O trzeciej w nocy ONA po cichutku wymknęła się z małżeńskiego łoża do
sąsiedniego pokoju. Klawiaturą rozbiła 19-calowy monitor wszystkie płyty
CD
porysowała i podeptała swoimi pantoflami. Obudowę komputera wyrzuciła
przez
okno, a drukarkę utopiła w wannie. Potem wróciła do sypialni, do ciepłej
pościeli i przytuliła się z miłością do boku swego nic nie
podejrzewającego, śpiącego męża.
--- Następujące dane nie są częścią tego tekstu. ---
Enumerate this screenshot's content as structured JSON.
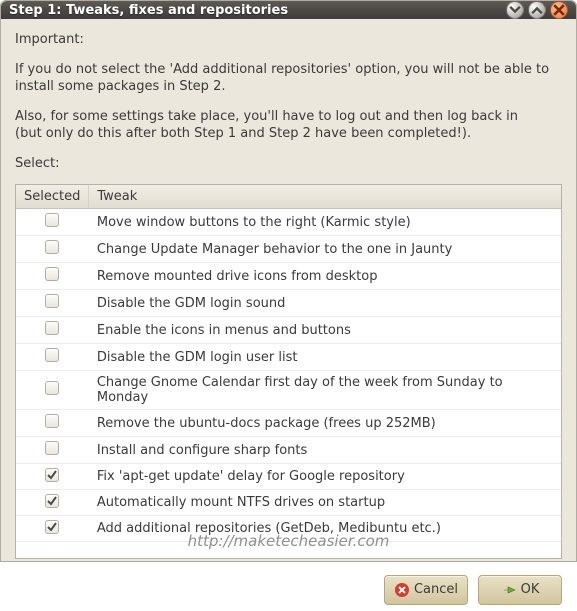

Była przeświadczona, że już teraz cały
wolny czas będzie przeznaczał na ich miłość. Zasnęła.... Do końca życia
pozostały jej jeszcze niecałe cztery godziny...
Od wielu miesięcy patrzyła jak się męczy. Codziennie do późna przesiadywał
w garażu. Podziwiała go za jego cierpliwość - nigdy sie nie skarżył, a
wręcz starał się zawsze wyglądać na zadowolonego z siebie i swojego
samochodu. Ale jej kobieca intuicja podpowiadała, że to wszystko jest
wymuszone i sztuczne. Wydawało jej się, że patrzy z zazdrością na sąsiadów
i znajomych jeżdżących autami z salonu, siedzących wieczorami przy grillu
z
rodziną... gdy on znów rozbierał silnik... Pewnej nocy, gdy pracował do
późna w garażu podjęła ostateczną decyzję...
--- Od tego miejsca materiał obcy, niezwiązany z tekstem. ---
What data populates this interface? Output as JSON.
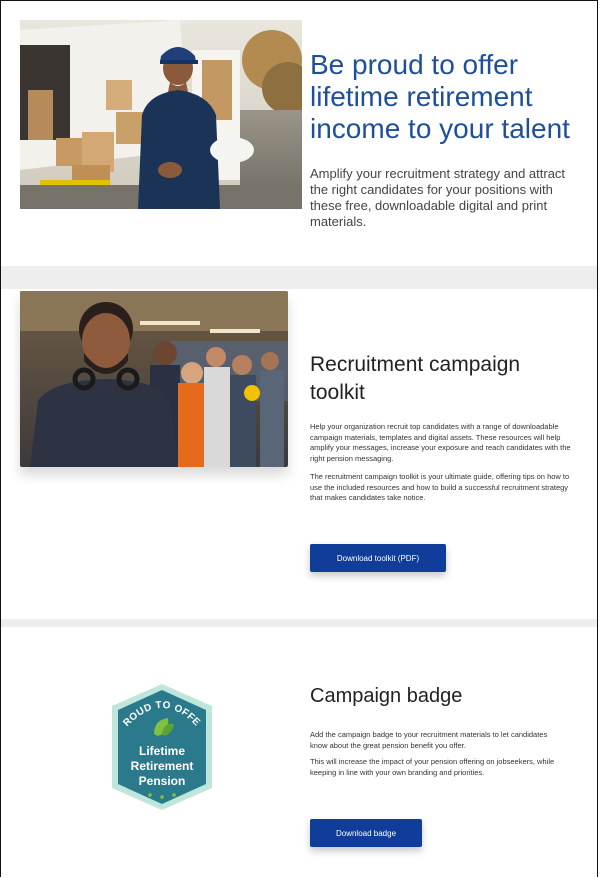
{
  "hero": {
    "title": "Be proud to offer lifetime retirement income to your talent",
    "description": "Amplify your recruitment strategy and attract the right candidates for your positions with these free, downloadable digital and print materials."
  },
  "toolkit": {
    "title": "Recruitment campaign toolkit",
    "paragraph1": "Help your organization recruit top candidates with a range of downloadable campaign materials, templates and digital assets. These resources will help amplify your messages, increase your exposure and reach candidates with the right pension messaging.",
    "paragraph2": "The recruitment campaign toolkit is your ultimate guide, offering tips on how to use the included resources and how to build a successful recruitment strategy that makes candidates take notice.",
    "button_label": "Download toolkit (PDF)"
  },
  "badge_section": {
    "title": "Campaign badge",
    "paragraph1": "Add the campaign badge to your recruitment materials to let candidates know about the great pension benefit you offer.",
    "paragraph2": "This will increase the impact of your pension offering on jobseekers, while keeping in line with your own branding and priorities.",
    "button_label": "Download badge",
    "badge": {
      "arc_text": "PROUD TO OFFER",
      "line1": "Lifetime",
      "line2": "Retirement",
      "line3": "Pension"
    }
  },
  "colors": {
    "title_blue": "#1d4f9c",
    "button_blue": "#0f3d99",
    "badge_teal": "#2b7a8c",
    "badge_green": "#7ec242"
  },
  "icons": [
    "leaf-icon"
  ]
}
Wszystko miała dokładnie zaplanowane. Okazja pojawiła się, gdy wyjechał na
parę dni na delegację, służbowym samochodem. W jeden dzień załatwiła
kredyt
w banku i wizytę u dealera. Na drugi zamówiła lawetę. Teraz pozostało
tylko
czekać... a w garażu... taki nowiutki... błyszczący... musi mu się
spodobać...
Gdy przyjechał zaprowadziła go przed garaż, uroczystym ruchem otworzyła
drzwi...
- Gdzie mój zabytkowy ford mustang....... - jęknął tylko.
- Nooo... na złomie, tam gdzie jego miejsce, już nie będzie cię
denerwować,
cieszysz się kochanie??
Po pierwszym ciosie zadanym kluczem do kół zdążyła resztką świadomości
pomyśleć: "A może Renault Clio to nie był dobry wybór.. może Toyota...".
Pozostałych dwudziestu sześciu ciosow lewarem już nie czuła...
Tego dnia miarka się przebrała. Krystyna postanowiła z sobą skończyć.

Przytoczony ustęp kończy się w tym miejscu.